Rasouli, were obligated to obtain
the consent of Ms. Salasel to withdrawal
of the treatment. Since she did not consent, the physicians
can apply to the Board for a decision that Ms. Salasel’s
refusal to consent was not in his best interests. The Court,
therefore, did not decide whether Mr. Rasouli’s
life support could be withdrawn, leaving that decision to
the Board if an application is made.
G. COMMENTARY
While the decision of the Supreme Court
of Canada dealt with tremendously important concepts, such
as definitions of “treatment” and “withdrawal of treatment”,
concerning physicians not having the last word in end of life
care and the role of family and other substitute decision
makers in end of life care decisions, the limits of the Court’s
decision must be kept in mind. First and foremost, this decision
was based on the interpretation of an Ontario statute.
As the Chief Justice said in paragraph 4, it was not a case “.... about who, in the absence of a statute,
should have the ultimate say in whether to withhold or withdraw
life-sustaining treatment. Nor does the case require us to
resolve the philosophical debate over whether a next-of-kin’s
decision should trump the physicians’ interest in not being
forced to provide non-beneficial treatment and the public
interest in not funding treatment deemed of little or no value.”

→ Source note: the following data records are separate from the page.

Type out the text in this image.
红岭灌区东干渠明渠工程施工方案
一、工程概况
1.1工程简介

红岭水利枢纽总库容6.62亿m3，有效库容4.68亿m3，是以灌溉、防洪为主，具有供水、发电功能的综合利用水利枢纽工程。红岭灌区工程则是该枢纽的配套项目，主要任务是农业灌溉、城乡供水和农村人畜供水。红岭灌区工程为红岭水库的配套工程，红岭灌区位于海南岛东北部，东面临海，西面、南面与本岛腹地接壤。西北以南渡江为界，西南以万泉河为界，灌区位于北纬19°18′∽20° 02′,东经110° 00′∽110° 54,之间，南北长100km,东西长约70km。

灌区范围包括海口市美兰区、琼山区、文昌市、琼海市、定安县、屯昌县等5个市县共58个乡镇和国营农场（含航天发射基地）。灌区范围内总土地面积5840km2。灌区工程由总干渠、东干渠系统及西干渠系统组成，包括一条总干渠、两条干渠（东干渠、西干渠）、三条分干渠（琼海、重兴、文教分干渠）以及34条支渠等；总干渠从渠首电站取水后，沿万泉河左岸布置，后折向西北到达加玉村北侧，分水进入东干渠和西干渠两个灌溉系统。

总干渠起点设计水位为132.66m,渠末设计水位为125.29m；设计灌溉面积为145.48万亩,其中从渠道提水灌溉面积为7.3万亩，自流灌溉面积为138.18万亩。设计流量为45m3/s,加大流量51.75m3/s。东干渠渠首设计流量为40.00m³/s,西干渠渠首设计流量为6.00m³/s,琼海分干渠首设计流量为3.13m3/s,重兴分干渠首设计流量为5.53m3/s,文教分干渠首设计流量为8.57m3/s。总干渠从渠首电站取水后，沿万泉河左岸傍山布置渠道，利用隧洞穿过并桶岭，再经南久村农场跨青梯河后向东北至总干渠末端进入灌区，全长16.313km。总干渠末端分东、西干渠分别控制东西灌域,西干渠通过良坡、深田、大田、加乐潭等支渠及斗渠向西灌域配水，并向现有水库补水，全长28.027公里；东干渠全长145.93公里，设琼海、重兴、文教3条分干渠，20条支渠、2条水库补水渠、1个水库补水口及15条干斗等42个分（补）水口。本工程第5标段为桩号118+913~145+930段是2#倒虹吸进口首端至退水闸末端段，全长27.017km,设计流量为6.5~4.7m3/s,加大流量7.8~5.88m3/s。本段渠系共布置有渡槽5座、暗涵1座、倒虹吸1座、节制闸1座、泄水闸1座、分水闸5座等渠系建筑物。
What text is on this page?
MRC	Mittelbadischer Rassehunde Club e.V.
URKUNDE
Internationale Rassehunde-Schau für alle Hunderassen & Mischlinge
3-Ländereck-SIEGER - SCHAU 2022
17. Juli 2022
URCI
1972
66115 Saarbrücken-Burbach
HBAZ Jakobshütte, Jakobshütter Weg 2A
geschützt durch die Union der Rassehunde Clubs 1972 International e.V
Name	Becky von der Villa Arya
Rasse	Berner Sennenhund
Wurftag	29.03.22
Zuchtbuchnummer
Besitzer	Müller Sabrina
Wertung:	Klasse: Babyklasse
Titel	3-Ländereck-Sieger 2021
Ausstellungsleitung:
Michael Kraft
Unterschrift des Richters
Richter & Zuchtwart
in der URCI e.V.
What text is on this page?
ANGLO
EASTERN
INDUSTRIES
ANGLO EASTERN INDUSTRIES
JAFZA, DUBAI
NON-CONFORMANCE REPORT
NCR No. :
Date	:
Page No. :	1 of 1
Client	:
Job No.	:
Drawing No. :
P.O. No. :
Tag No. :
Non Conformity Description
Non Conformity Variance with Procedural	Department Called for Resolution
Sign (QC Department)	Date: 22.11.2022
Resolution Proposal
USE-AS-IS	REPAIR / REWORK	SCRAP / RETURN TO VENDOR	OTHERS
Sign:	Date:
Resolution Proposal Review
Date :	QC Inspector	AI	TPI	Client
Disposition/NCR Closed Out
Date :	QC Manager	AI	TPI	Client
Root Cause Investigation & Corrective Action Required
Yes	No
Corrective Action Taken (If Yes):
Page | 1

It should also be noted that the Court’s findings on “withdrawal”
of treatment were limited to withdrawing life support in end
of life situations. As the Chief Justice stated in paragraph
70, “This case does not stand for the proposition that
consent is required under the HCCA
for withdrawals of other medical services or in other medical
contexts.”
The court interpreted the Ontario legislation
based on the specific words in the statute. Other provinces
have adopted similar legislation to govern consent to treatment
of incapable patients. However, if the wording for “treatment”
is not similar to that of the Ontario legislation, the other
province’s legislation would have to be interpreted, and the
Rasouli decision may or may not be of assistance in this regard.
Regardless of the limitations of this case for other provinces,
it is very significant for the healthcare and charitable sectors
in Ontario and for the residents in Ontario. In addition,
the Court’s language around important decisions concerning
end of life care which affirms the autonomy of the patient,
respect for the patient and involvement of substitute decision
makers is bound to resonate in decisions made under different
statutory schemes and the common law.